I needed a thermal fuse for a clothes dryer.
Posted by jamesholden@reddit | sysadmin | View on Reddit | 4 comments
Preface: I quit low level IT a decade ago. At one point I wanted to be one of y'all. Or at least mid-tier MSP level.
I walked into the local appliance store, you know the kinda place. 1960s building, decent brands including speed queen, parts counter. was local, bought by a different store in a neighboring city. Not private equity afaik.
Parts guy took one look at part and grabs it and the other common failure item from the back immediately. Price is right in line with OEM online prices.
Lady rings me up and goes to run my card, has to key stuff into the terminal.
I ask "why ain't yalls terminal linked to the sales software?"
I was met with "that requires IT to actually help" or something along the lines.
Then I notice all three parts people have on glasses, two are using TV's as monitors and one lady is 8" away from a normal screen full of tiny text fields when using it.
I taught them about scaling. She was **so happy** and the supervisor was thrilled.
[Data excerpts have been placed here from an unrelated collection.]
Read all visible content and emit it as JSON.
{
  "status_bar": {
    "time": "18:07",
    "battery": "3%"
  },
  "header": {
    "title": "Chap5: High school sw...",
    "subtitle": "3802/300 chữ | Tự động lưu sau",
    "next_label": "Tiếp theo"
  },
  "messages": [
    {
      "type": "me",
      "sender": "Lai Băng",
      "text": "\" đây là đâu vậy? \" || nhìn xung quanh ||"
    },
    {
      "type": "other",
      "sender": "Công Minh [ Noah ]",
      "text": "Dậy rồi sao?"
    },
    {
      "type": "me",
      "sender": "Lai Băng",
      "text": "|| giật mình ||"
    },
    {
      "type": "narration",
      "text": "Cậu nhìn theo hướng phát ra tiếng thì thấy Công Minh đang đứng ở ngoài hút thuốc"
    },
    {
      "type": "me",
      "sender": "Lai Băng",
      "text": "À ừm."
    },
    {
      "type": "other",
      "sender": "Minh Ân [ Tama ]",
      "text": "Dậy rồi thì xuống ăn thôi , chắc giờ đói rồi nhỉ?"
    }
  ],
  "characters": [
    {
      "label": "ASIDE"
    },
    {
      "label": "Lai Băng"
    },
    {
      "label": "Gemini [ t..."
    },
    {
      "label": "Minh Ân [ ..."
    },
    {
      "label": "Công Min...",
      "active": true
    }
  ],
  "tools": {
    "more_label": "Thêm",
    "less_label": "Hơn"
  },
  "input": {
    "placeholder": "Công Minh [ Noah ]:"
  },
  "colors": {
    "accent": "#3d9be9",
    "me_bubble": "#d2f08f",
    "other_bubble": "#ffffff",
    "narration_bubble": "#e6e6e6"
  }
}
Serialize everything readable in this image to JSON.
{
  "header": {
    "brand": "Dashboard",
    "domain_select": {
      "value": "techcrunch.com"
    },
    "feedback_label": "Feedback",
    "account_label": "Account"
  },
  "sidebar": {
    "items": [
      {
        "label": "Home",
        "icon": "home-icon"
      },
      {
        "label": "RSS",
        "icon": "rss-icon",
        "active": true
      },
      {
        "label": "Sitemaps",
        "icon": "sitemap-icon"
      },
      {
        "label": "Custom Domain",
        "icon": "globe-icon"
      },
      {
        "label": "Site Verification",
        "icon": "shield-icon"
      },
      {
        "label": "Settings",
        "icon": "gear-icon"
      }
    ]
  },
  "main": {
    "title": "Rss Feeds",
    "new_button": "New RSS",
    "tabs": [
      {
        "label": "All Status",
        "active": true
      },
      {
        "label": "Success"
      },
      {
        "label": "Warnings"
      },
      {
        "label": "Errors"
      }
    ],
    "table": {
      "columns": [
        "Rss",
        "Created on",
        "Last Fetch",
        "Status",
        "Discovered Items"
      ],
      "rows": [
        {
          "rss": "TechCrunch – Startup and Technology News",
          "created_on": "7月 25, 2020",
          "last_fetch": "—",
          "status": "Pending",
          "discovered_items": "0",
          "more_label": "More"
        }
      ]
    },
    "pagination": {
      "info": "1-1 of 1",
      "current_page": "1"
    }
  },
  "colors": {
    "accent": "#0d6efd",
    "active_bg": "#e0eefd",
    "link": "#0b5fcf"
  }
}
I told them they would be much happier with actual monitors, plural.
I left with a spiel of "it's IT's job to make your jobs flow smoothly. The easier your job is regarding workflow, the more money the company makes and the happier yall are."
I hate that people feel helpless.
Please make sure your teams consider the workflow from the customers and endpoint users point of view.
I'm posting this instead of blasting up the entire chains contact list.